Schools are facing “a high level of uncertainty and anxiety” over the Government’s A-level reforms, the head of UCAS - the university admissions service - has warned.

Mary Curnock Cook, the chief executive of UCAS, delivered her warning as a survey of 500 schools revealed that one in six (16 per cent) were refusing to offer the AS-level exam as its marks no longer counted towards a full A-level. A further 18 per cent were undecided.

In addition, one in four schools (24 per cent) said they expected fewer pupils to opt for A-levels as they felt the switch from coursework to a final end-of-course exam would make it too hard for them.

 

The shake-up, the survey carried out by UCAS argued, posed a dilemma for universities as some - notably Cambridge - relied heavily on AS level results to give them their only glimpse of how students were faring in the sixth-form. In addition, the staggered introduction of the reforms - they will not be fully completed until 2020 - will make it awkward for admissions officers coping with pupils who have taken a mixture of old and new A-levels.

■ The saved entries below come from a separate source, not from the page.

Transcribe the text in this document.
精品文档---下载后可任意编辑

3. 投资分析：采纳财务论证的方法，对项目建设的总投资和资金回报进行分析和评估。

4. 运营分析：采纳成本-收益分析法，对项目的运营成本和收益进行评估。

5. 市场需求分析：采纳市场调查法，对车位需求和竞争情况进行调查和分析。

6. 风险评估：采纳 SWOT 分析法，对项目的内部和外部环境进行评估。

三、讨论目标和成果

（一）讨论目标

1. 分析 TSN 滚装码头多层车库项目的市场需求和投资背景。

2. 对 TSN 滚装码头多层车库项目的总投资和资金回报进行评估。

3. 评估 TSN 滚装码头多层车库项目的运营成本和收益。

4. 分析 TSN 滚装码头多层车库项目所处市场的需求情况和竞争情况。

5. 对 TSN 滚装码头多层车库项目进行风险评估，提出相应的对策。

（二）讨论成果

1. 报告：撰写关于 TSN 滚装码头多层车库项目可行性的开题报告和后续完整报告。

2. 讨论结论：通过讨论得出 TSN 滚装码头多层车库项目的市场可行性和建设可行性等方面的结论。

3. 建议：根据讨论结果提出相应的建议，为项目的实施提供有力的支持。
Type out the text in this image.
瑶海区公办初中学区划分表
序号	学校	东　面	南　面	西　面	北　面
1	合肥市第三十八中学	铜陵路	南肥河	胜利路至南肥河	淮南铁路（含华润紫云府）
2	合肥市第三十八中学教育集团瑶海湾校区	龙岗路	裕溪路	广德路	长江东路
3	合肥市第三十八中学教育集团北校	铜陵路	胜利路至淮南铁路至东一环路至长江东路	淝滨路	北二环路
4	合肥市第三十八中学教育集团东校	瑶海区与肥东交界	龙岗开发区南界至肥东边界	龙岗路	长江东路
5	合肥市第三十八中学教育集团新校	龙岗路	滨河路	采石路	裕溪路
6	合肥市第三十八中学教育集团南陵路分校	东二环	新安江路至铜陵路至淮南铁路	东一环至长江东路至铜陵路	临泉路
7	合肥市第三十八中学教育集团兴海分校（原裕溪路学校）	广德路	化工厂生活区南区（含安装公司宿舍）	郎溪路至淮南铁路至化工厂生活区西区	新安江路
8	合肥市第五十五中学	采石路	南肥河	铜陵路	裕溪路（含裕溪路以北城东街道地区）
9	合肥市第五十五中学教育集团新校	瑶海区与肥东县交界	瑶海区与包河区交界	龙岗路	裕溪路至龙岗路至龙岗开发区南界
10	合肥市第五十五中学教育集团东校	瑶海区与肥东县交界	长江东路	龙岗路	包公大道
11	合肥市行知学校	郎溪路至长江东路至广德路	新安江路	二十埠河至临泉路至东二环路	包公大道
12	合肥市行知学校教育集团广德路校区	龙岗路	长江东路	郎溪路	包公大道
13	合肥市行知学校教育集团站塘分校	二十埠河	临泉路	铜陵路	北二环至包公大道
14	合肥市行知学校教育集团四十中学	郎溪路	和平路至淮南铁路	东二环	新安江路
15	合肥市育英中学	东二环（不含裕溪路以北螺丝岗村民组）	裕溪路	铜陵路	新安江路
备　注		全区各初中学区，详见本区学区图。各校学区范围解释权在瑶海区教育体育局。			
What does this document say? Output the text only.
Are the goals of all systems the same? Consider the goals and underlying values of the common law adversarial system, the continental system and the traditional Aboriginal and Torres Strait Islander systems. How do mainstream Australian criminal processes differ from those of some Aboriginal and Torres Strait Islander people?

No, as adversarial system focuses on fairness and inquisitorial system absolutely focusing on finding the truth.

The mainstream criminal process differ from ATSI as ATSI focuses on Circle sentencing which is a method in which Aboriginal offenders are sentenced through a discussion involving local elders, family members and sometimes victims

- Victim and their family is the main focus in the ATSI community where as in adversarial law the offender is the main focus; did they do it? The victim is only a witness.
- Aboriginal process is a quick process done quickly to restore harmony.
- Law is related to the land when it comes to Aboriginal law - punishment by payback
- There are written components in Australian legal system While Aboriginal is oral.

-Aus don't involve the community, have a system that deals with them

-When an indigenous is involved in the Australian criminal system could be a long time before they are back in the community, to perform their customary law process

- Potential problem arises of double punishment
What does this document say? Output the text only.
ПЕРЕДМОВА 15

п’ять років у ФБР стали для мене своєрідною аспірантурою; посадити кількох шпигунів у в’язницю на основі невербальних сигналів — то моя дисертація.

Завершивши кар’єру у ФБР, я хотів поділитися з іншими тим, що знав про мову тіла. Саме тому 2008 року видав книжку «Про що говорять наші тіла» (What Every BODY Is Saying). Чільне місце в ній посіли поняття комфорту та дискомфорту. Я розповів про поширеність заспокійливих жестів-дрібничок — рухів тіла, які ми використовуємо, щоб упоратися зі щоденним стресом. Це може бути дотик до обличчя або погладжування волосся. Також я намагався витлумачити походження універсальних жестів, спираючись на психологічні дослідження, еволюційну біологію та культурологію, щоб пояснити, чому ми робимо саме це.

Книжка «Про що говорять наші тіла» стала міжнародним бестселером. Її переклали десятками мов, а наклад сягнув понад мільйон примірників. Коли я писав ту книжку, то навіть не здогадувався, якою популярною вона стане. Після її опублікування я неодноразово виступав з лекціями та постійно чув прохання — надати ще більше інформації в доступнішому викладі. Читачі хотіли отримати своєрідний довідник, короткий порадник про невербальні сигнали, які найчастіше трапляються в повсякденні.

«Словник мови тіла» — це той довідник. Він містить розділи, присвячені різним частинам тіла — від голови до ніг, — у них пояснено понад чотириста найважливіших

“Responses to this survey paint a picture of a high level of uncertainty and anxiety amongst schools and colleges,” said Ms Curnock Cook in a foreword to the report.

“I would encourage all universities and colleges to move quickly to publish ... statements detailing how they intend to accommodate reformed qualifications within their admission processes to ensure fair admissions.”

A Department for Education spokeswoman said: “By decoupling the AS level from the A-level, we are ending the routine of automatic, external assessment of students at the end of year 12 (the first year of the sixth form).”